A couple of months ago, my colleague Cate Maguire reported on the Hamm v Hamm divorce case, then making its way through the Oklahoma courts. Judgment in that case has since been handed down, with the wife, Sue Ann Hamm, being awarded nearly $1 billion, or $995 million (£630 million) to be precise. This sounds like a lot of money – and indeed it’s one of the biggest settlements in US history – but considering her estranged husband, Continental Resources CEO Harold Hamm, is said to be worth an estimated $18-19 billion, Sue Ann is set to appeal.
Sue Ann’s lawyer, Ron Barber, claimed that the award was “not equitable.” While the amount that Mrs Hamm has been awarded will make her one of America’s richest women, it stands at only around 6% of the couple’s wealth. They were married for 26 years and have two daughters, Jane and Hillary.
Similarly to English law, Oklahoma considers marital assets to be subject to equitable distribution, but it also considers the extent to which the couple accumulated those marital assets due to their own skill and work. As the 68% of the firm’s shares that are in Harold Hamm’s name were acquired before the couple married, they belong to him; however, as they appreciated in value over the course of the marriage, it is their appreciation that is subject to equitable division. This case then required Judge Howard Haralson to consider the extent to which this appreciation was due to Mr Hamm’s own merit or to forces beyond his control, such as a rise in oil prices or technological developments.
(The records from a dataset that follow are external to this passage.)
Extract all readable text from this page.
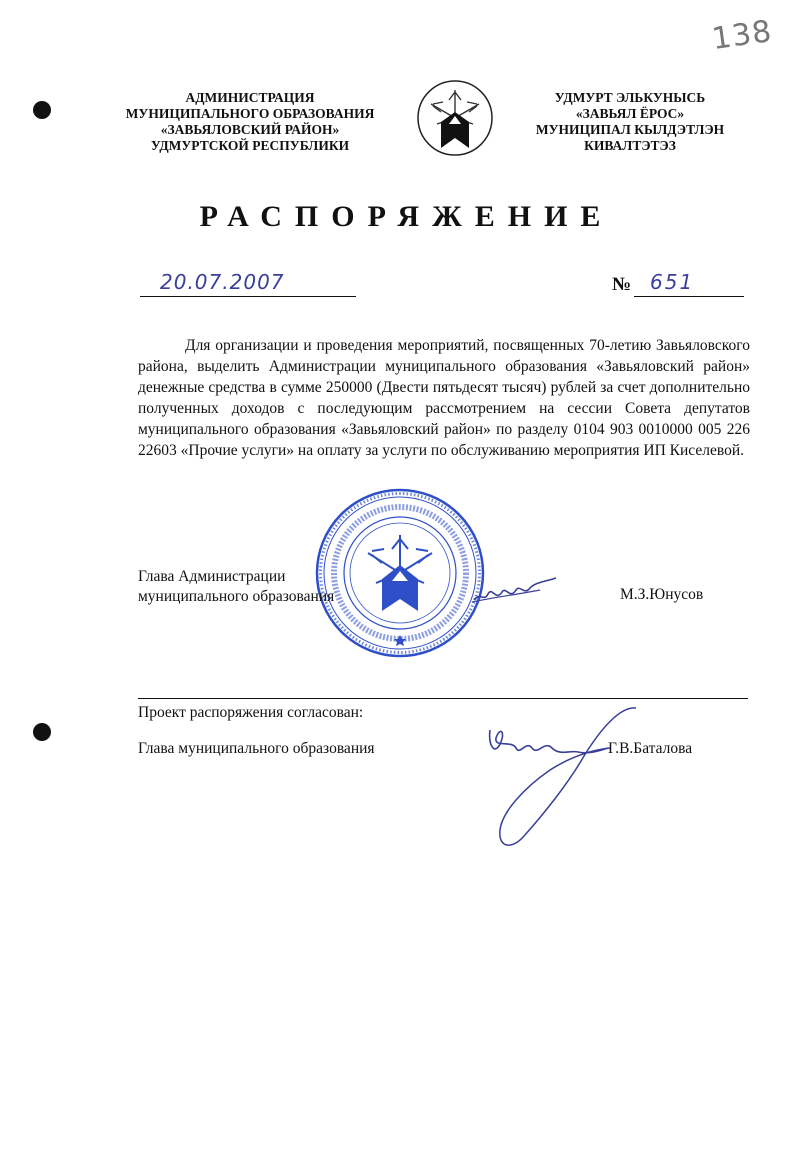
138
АДМИНИСТРАЦИЯ
МУНИЦИПАЛЬНОГО ОБРАЗОВАНИЯ
«ЗАВЬЯЛОВСКИЙ РАЙОН»
УДМУРТСКОЙ РЕСПУБЛИКИ
УДМУРТ ЭЛЬКУНЫСЬ
«ЗАВЬЯЛ ЁРОС»
МУНИЦИПАЛ КЫЛДЭТЛЭН
КИВАЛТЭТЭЗ
РАСПОРЯЖЕНИЕ
20.07.2007	№ 651
Для организации и проведения мероприятий, посвященных 70-летию Завьяловского района, выделить Администрации муниципального образования «Завьяловский район» денежные средства в сумме 250000 (Двести пятьдесят тысяч) рублей за счет дополнительно полученных доходов с последующим рассмотрением на сессии Совета депутатов муниципального образования «Завьяловский район» по разделу 0104 903 0010000 005 226 22603 «Прочие услуги» на оплату за услуги по обслуживанию мероприятия ИП Киселевой.
Глава Администрации
муниципального образования	М.З.Юнусов
Проект распоряжения согласован:
Глава муниципального образования	Г.В.Баталова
If the latter were true, less money would be considered viable for division.
Mrs Hamm’s legal team then had the unenviable role of trying to persuade the court that the wealth had been amassed through Mr Hamm’s expertise; essentially flattering him in order to get a larger share of the wealth added to the marital pot. Ultimately, Haralson has decided that the vast majority was attributable to external forces rather than Mr Hamm’s own work, thus minimising the share that could be awarded to Mrs Hamm.Continental Resources is an Oklahoma-based company that was an early pioneer of oil drilling in Bakken shale in North Dakota. The state of North Dakota is now the second biggest producer of oil in the United States, behind Texas. Sue Ann, a lawyer and economist, had previously worked for Continental Resources herself though she is not currently an employee there. The award she has been given means that Mr Hamm will not have to sell his shares in Capital Resources, thus allowing him to remain the controlling shareholder in the company. In order to secure the judgment, Haralson placed a lien on 20 million shares of the CEO’s Continental stock. However, shares in Continental have fallen 1.6 percent since the judgment was issued. Harold Hamm’s stake in Continental is currently valued at around $13.5 billion, down from the $19 billion he was reputedly worth before the nine week hearing. A little like Young v Young on this side of the Atlantic, which became colloquially known in some quarters as the ‘Brewster’s Millions’ case, some commentators have dubbed the arguments put forward by Mr Hamm’s lawyers – that his wealth is largely due to factors beyond his control – the ‘Jed Clampett’ defence. It’s a reference to the 1960s TV series The Beverly Hillbillies in which the father figure becomes rich by fluke when he discovers oil while out hunting.